In a way, these updates will be even more incentive to line up for your dose; you’ll be safer and you’ll be able to enjoy some sense of normalcy in many situations that have been interrupted since last March. To this point, President Joe Biden has set a goal of vaccinating 70% of U.S. adults by July 4.
To be clear, fully vaccinated people can and should still wear masks in public if they want to. It’s unclear whether vaccinated people can transmit COVID-19 to others who have yet to receive the vaccine, although experts believe the risk is greatly reduced. In very rare cases, fully vaccinated people can still become infected with SARS-CoV-2, as the vaccines are not 100% effective.
As for actual mask mandates, “this will be done on the state-by-state basis,” Dr. Adalja says.
Will face masks be recommended after the COVID-19 pandemic?
It’s possible, especially since masks are proven to fend off infection. Flu season practically didn’t exist this year—data from the CDC found that there have been under 2,000 clinically diagnosed cases of the flu since September. That’s a huge drop-off compared to last year’s flu season, which saw an estimated 56 million cases.

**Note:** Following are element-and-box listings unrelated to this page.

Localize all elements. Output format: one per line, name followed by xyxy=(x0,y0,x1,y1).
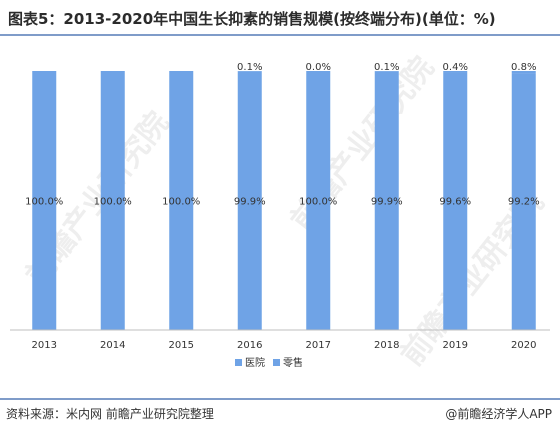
x-tick-2017: 2017 xyxy=(306,340,331,351)
labels-layer: 100.0% 100.0% 100.0% 99.9% 0.1% 100.0% 0.0% 99.… xyxy=(25,62,539,208)
x-tick-labels: 2013 2014 2015 2016 2017 2018 2019 2020 xyxy=(32,340,537,351)
bar-hospital-2015 xyxy=(169,71,194,330)
bar-hospital-2018 xyxy=(374,71,399,330)
label-retail-2017: 0.0% xyxy=(306,62,331,73)
brand-credit: @前瞻经济学人APP xyxy=(445,407,552,421)
label-retail-2018: 0.1% xyxy=(374,62,399,73)
bar-hospital-2020 xyxy=(511,73,536,331)
legend: 医院 零售 xyxy=(235,356,303,369)
x-tick-2018: 2018 xyxy=(374,340,399,351)
bars-layer xyxy=(32,71,536,331)
label-hospital-2014: 100.0% xyxy=(94,197,132,208)
label-hospital-2016: 99.9% xyxy=(234,197,266,208)
bar-hospital-2017 xyxy=(306,71,331,330)
label-retail-2019: 0.4% xyxy=(443,62,468,73)
source-note: 资料来源：米内网 前瞻产业研究院整理 xyxy=(6,407,214,421)
x-tick-2016: 2016 xyxy=(237,340,262,351)
x-tick-2015: 2015 xyxy=(169,340,194,351)
bar-hospital-2013 xyxy=(32,71,57,330)
footer-divider xyxy=(0,398,560,400)
legend-swatch-hospital xyxy=(235,359,242,366)
label-hospital-2020: 99.2% xyxy=(508,197,540,208)
label-hospital-2018: 99.9% xyxy=(371,197,403,208)
x-tick-2013: 2013 xyxy=(32,340,57,351)
bar-hospital-2019 xyxy=(443,72,468,330)
x-tick-2019: 2019 xyxy=(443,340,468,351)
bar-hospital-2014 xyxy=(100,71,125,330)
label-hospital-2013: 100.0% xyxy=(25,197,63,208)
x-tick-2020: 2020 xyxy=(511,340,536,351)
bar-retail-2020 xyxy=(511,71,536,74)
title-divider xyxy=(0,34,560,36)
label-retail-2020: 0.8% xyxy=(511,62,536,73)
label-hospital-2015: 100.0% xyxy=(162,197,200,208)
x-tick-2014: 2014 xyxy=(100,340,125,351)
label-retail-2016: 0.1% xyxy=(237,62,262,73)
legend-label-retail: 零售 xyxy=(283,356,303,369)
legend-swatch-retail xyxy=(273,359,280,366)
bar-retail-2019 xyxy=(443,71,468,73)
chart-title: 图表5：2013-2020年中国生长抑素的销售规模(按终端分布)(单位：%) xyxy=(8,10,496,28)
label-hospital-2019: 99.6% xyxy=(439,197,471,208)
bar-hospital-2016 xyxy=(237,71,262,330)
stacked-bar-chart: 100.0% 100.0% 100.0% 99.9% 0.1% 100.0% 0.0% 99.… xyxy=(10,62,550,369)
legend-label-hospital: 医院 xyxy=(245,356,265,369)
label-hospital-2017: 100.0% xyxy=(299,197,337,208)
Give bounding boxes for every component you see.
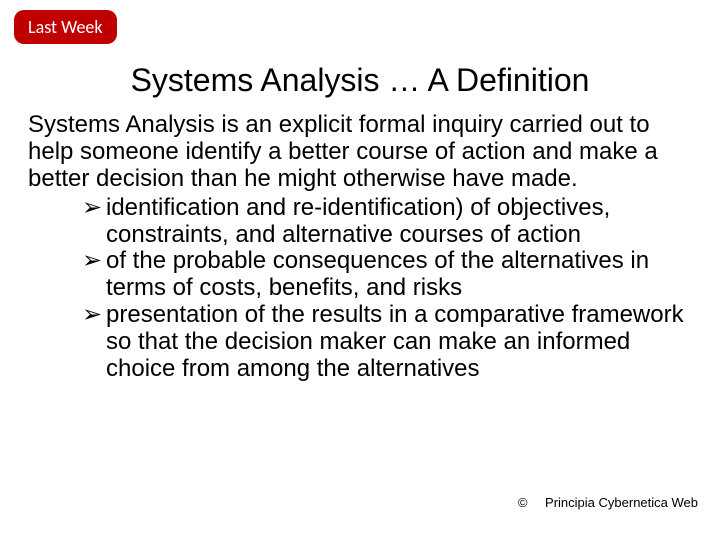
- bullet-text: presentation of the results in a compara…: [106, 301, 684, 382]
- citation-text: Principia Cybernetica Web: [545, 495, 698, 510]
- bullet-list: ➢ identification and re-identification) …: [28, 195, 692, 383]
- last-week-badge: Last Week: [14, 10, 117, 44]
- intro-paragraph: Systems Analysis is an explicit formal i…: [28, 112, 692, 193]
- list-item: ➢ identification and re-identification) …: [82, 195, 692, 249]
- bullet-text: of the probable consequences of the alte…: [106, 247, 649, 301]
- copyright-icon: ©: [518, 495, 528, 510]
- bullet-arrow-icon: ➢: [82, 195, 102, 222]
- bullet-text: identification and re-identification) of…: [106, 194, 610, 248]
- citation: © Principia Cybernetica Web: [518, 495, 698, 510]
- slide-body: Systems Analysis is an explicit formal i…: [28, 112, 692, 383]
- bullet-arrow-icon: ➢: [82, 248, 102, 275]
- list-item: ➢ presentation of the results in a compa…: [82, 302, 692, 383]
- bullet-arrow-icon: ➢: [82, 302, 102, 329]
- list-item: ➢ of the probable consequences of the al…: [82, 248, 692, 302]
- slide: Last Week Systems Analysis … A Definitio…: [0, 0, 720, 540]
- slide-title: Systems Analysis … A Definition: [0, 62, 720, 99]
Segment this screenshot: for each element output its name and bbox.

Because of this, experts say masks may have staying power—at least during cold and flu season. “Masks were common in Asia pre-COVID, so I expect more people in the U.S. will be comfortable wearing them after the pandemic,” Dr. Watkins says.
Dr. Adalja points out that it’s always been recommended that people wear a mask if they have a respiratory virus, even before the pandemic. “That won’t change, but more people will be likely to adhere to it,” he says.
And some people may continue to wear masks in public, like crowded areas and on public transit, Dr. Adalja notes, simply because they’ve seen masks can work to help prevent illness.
This article is accurate as of press time. However, as the COVID-19 pandemic rapidly evolves and the scientific community’s understanding of the novel coronavirus develops, some of the information may have changed since it was last updated. While we aim to keep all of our stories up to date, please visit online resources provided by the CDC, WHO, and your local public health department to stay informed on the latest news. Always talk to your doctor for professional medical advice.